Figure 5.. Genetic Diversity and Antibiotic Sensitivity of M. abscessus Isolates Following Phage Therapy

(A) Genetic lineage map of M. abscessus isolates (n=40) over the course of infection and treatment. A time scaled phylogeny was created based on genome wide SNP data using BEAST v1.10.4. The x-axis represents days since the initiation of phage treatment. Isolates are color-coded symbols on branch tips, and the most recent common ancestors (MRCA) are labeled as open circles on nodes. Red numbers indicate the number of nonsynonymous mutations that occurred on each evolutionary branch. Protein annotations for selected mutations are labeled on branches. (B) Gene content comparisons of sequential M. abscessus isolates to assess genomic variation over time. For each pair of sequential isolates (x-axis), pan genome analysis was performed to identify accessory genes unique to only one sample. The y-axis (% accessory genes) is defined as the total # of accessory genes/ sum of all genes from both isolates in the pair. Isolate pairs post-phage were significantly less diverse than isolates pre-phage (p=0.0055 by Wilcoxon 2-sample test). Black triangles represent isolate pairs prior to initiation of M. abscessus antibiotic treatment, blue squares following start of antibiotics, and red circles following initiation of phage therapy. The decrease in accessory genes over time suggests a reduction in genetic diversity and selection for a homogeneous population. (C) Antibiotic resistance of M. abscessus isolates does not increase following phage therapy. Number of resistant antibiotic classes were plotted versus days pre- and post-phage initiation. Black triangles represent isolates prior to initiation of M. abscessus antibiotic treatment, blue squares represent values following start of antibiotics, and red circles following initiation of phage therapy. Simple linear regression demonstrated a significant increase in slope of number of resistant classes over time prior to phage (blue line ± 95%CI, p=0.0007). Following initiation of phage, the slope was significantly negative (red line ± 95%CI, p=0.009).

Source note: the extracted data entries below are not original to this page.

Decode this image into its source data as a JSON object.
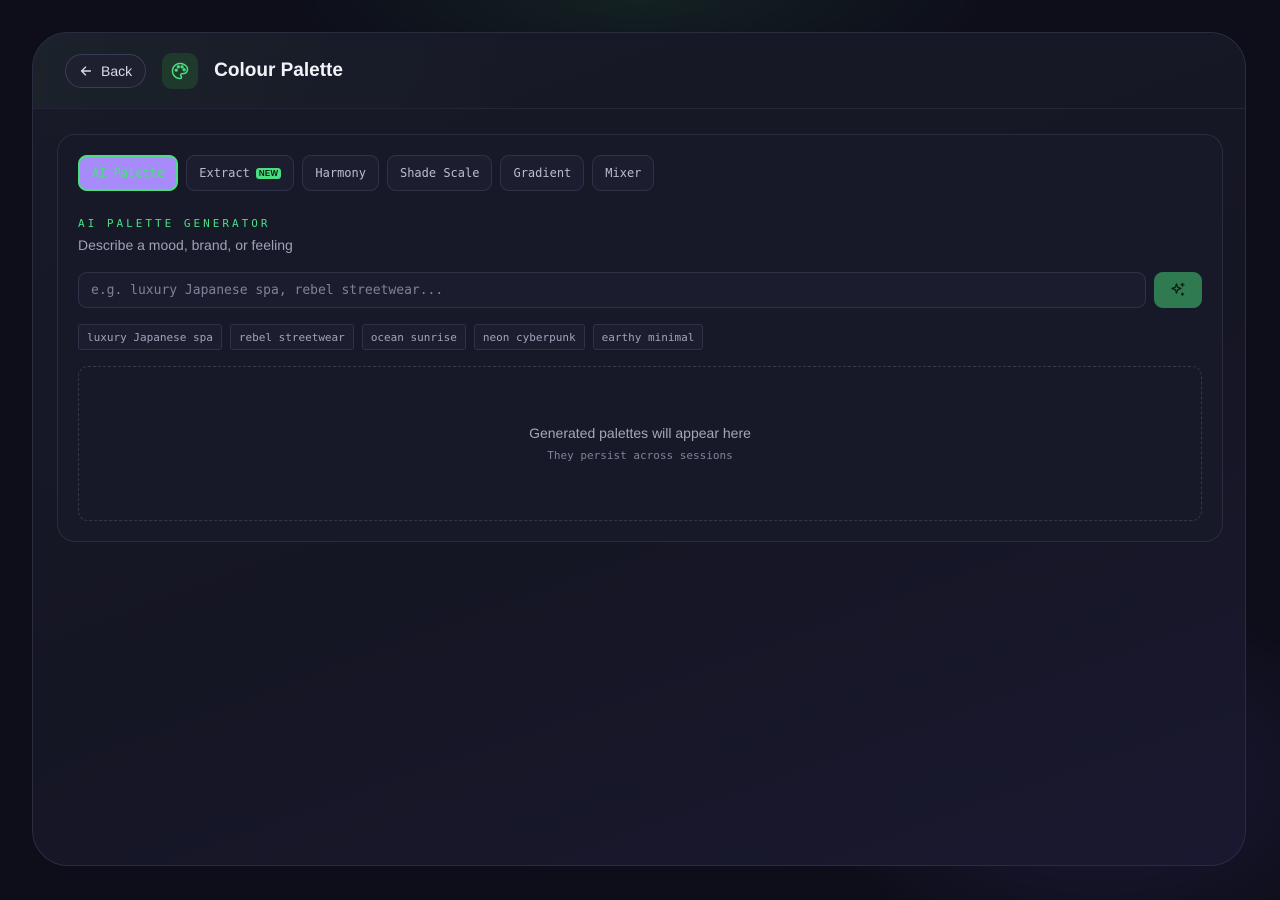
{
  "header": {
    "back_label": "Back",
    "title": "Colour Palette",
    "app_icon": "palette-icon"
  },
  "tabs": [
    {
      "label": "AI Palette",
      "active": true
    },
    {
      "label": "Extract",
      "badge": "NEW",
      "active": false
    },
    {
      "label": "Harmony",
      "active": false
    },
    {
      "label": "Shade Scale",
      "active": false
    },
    {
      "label": "Gradient",
      "active": false
    },
    {
      "label": "Mixer",
      "active": false
    }
  ],
  "generator": {
    "section_label": "AI PALETTE GENERATOR",
    "subtitle": "Describe a mood, brand, or feeling",
    "input_value": "",
    "input_placeholder": "e.g. luxury Japanese spa, rebel streetwear...",
    "generate_icon": "sparkles-icon"
  },
  "suggestions": [
    "luxury Japanese spa",
    "rebel streetwear",
    "ocean sunrise",
    "neon cyberpunk",
    "earthy minimal"
  ],
  "empty_state": {
    "title": "Generated palettes will appear here",
    "subtitle": "They persist across sessions"
  },
  "colors": {
    "accent_green": "#4ade80",
    "active_tab_bg": "#a78bfa",
    "generate_button": "#2f7a50",
    "background": "#0d0e1a"
  }
}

Figure 6.. Antibody Binding to Phages Pre- and Post-Phage Treatment Demonstrates Late Development of Anti-phage Neutralizing Antibodies.

(A) Half maximal titers of IgG antibodies in pre-phage serum collected at day -1 and indicated times post-phage initiation for phages BPsΔ33HTH_HRM10 and D29_HRM^GD40. Titers for two to six replicates are displayed as white data points on top of a mean bar ± s.d. (B) Serum collected 1 day prior to phage initiation and indicated times post-phage initiation were tested for phage neutralization of BPsΔ33HTH_HRM10, D29_HRM^GD40, and a control phage Fionnbharth Δ45–47. Data are representative of duplicate or triplicate assays.